Ukraine has agreed twice before to give up its nuclear weapons - when it signed the Lisbon Protocol two years ago and when Mr Kravchuk met the Russian President, Boris Yeltsin, for a summit meeting last summer. In both cases the commitments quickly dissolved.

Yesterday marked Mr Kravchuk's first public confirmation of an assertion by Mr Clinton on Monday that Kiev had again promised to give up the 1,700 Soviet warheads stationed in Ukraine on missiles and bombers. Mr Clinton stopped off in Kiev last night on his way from Prague to Moscow, the penultimate leg of a European tour dominated by Nato and nuclear weapons.
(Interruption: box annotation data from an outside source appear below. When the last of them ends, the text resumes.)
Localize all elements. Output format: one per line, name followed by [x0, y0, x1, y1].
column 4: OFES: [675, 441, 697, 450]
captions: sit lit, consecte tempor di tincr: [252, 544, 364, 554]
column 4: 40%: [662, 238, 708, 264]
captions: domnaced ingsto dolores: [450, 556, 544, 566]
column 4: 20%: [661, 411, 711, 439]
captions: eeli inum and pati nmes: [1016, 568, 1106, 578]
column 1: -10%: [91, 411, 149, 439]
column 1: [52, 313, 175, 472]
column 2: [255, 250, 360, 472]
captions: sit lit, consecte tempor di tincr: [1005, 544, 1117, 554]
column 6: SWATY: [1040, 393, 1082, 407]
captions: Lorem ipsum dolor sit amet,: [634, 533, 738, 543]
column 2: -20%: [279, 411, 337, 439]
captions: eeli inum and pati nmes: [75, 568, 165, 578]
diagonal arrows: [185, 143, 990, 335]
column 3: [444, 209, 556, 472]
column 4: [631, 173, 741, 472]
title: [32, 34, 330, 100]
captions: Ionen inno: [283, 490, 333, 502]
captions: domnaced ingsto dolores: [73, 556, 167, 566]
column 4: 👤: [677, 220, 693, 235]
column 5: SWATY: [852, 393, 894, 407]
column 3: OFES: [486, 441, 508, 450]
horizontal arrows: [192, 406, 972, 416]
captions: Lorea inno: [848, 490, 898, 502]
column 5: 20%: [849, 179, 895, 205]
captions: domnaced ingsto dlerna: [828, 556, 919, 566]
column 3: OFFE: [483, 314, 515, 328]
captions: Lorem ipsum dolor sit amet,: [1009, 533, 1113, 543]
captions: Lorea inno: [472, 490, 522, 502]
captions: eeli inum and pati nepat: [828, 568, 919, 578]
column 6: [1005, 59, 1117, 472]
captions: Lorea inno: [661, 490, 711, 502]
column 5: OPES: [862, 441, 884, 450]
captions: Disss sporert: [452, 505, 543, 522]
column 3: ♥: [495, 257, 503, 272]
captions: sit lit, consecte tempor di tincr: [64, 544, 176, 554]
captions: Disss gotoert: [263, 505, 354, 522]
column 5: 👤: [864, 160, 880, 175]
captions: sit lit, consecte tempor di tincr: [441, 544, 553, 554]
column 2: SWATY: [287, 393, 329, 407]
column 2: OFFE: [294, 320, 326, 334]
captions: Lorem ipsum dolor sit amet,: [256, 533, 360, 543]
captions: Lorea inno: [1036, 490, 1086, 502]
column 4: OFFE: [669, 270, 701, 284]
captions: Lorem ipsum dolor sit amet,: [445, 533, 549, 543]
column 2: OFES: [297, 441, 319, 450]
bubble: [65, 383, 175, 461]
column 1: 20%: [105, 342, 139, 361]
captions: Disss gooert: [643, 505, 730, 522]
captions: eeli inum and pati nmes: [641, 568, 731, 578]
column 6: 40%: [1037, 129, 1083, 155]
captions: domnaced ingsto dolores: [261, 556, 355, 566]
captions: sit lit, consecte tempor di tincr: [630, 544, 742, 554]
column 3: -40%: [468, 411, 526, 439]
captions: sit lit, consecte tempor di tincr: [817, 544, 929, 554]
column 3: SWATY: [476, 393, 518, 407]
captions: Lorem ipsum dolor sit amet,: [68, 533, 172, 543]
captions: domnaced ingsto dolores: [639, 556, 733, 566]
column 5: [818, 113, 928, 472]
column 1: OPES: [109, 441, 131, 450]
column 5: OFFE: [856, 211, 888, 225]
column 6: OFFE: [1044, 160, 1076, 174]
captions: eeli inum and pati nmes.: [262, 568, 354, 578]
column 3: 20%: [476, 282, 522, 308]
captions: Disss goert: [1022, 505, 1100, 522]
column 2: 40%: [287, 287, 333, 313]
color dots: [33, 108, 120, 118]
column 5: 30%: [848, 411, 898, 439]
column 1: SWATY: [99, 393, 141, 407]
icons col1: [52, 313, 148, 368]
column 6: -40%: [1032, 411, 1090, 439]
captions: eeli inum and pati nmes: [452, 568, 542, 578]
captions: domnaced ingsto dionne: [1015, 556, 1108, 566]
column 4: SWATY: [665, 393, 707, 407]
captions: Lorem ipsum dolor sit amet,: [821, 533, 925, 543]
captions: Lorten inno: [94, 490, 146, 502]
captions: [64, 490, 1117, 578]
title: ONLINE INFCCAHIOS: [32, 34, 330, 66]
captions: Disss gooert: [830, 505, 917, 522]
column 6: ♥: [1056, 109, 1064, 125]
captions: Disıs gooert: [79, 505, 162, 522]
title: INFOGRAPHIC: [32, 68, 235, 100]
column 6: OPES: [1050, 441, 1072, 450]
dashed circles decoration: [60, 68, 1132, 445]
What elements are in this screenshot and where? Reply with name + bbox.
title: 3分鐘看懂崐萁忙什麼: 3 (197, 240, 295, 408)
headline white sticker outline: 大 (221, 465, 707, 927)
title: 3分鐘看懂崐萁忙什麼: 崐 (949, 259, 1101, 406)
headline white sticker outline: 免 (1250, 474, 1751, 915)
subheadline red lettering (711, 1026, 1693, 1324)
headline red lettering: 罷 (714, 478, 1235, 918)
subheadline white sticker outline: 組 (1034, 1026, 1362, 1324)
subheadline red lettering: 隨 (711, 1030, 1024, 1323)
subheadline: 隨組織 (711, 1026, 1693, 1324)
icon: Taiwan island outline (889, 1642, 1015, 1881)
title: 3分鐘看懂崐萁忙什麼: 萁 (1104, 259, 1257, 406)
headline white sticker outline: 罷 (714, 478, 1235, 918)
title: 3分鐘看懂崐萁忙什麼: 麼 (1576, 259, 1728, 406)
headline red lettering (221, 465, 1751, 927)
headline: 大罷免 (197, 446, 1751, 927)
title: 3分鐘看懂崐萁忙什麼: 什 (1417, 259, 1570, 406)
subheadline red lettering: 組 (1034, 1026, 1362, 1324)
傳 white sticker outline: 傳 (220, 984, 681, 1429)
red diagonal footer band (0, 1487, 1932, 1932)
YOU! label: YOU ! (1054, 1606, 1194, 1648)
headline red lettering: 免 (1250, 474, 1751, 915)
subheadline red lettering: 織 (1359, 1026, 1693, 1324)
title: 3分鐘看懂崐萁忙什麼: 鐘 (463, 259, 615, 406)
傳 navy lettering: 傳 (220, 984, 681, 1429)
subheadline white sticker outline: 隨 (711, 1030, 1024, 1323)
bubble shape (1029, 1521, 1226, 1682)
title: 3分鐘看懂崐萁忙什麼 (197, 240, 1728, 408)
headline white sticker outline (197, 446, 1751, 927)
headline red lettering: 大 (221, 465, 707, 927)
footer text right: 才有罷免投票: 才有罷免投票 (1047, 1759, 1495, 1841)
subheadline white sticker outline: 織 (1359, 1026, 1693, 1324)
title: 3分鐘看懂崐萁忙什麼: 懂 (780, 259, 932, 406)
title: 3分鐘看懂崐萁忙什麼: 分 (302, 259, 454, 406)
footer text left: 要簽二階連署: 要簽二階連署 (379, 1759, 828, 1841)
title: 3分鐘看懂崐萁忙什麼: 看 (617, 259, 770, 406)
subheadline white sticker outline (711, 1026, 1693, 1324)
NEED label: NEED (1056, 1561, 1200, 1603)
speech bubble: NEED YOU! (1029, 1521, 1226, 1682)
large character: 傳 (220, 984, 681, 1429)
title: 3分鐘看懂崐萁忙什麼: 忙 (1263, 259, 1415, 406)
Mr Clinton hailed Mr Kravchuk's 'courageous decision' and said Ukraine would be invited to link up with Nato under the terms of the Partnership for Peace (PFP) offered to the states of Eastern Europe. This arrangement provides for joint training and other co-operation but does not involve a mutual defence pact like that shared by full members of Nato.

Details of the nuclear accord, thought to involve substantial promises of hard currency compensation, remain sketchy. Mr Clinton promised a 'substantial increase' in US aid and 'significant support and investment' from other western countries. No figures were given.

The Ukrainian parliament last summer declared formal ownership of all nuclear weapons left behind by the Soviet military and, in a separate decision in November, attached a string of stringent conditions to ratification of the Start-1 disarmament treaty covering older missiles in its arsenal.

There are few signs yet that legislators are ready to relinquish what many Ukrainians regard as their best protection against Russia and most effective diplomatic bargaining chip. If anything, the case for keeping nuclear weapons has grown stronger, with fear of Russia intensified by the electoral successes of Vladimir Zhirinovsky. The catastrophic state of Ukraine's economy, however, could force a change of heart.

Before arriving in Kiev, Mr Clinton succeeded in persuading the leaders of Central Europe to endorse his PFP initiative as a first step towards their possible integration into Nato.

Speaking in Prague after a flurry of meetings with the leaders of the Czech Republic, Poland, Hungary and Slovakia, Mr Clinton said that there was no longer any question of whether Nato would expand - but simply when and how. Asked, furthermore, whether he could imagine Nato standing by in the event of an attack on a Central European country, he said: 'I think it is doubtful.'

While the Central Europeans welcomed his words, they fell far short of the cast-iron security guarantees that their leaders had wanted. President Lech Walesa of Poland, the staunchest advocate of Nato membership for the so-called Visegrad group, bit his tongue sharply. 'Sometimes small is beautiful,' he said. 'This (PFP) is a step in the right direction. It has been decided by the powers of the world and we shall try to make good use of it.'

It was something of a volte face for Mr Walesa, who, until his meeting with Mr Clinton, had been denouncing as woefully inadequate the PFP proposals, under which former Warsaw Pact countries will enjoy limited military co-operation with their former Nato adversaries.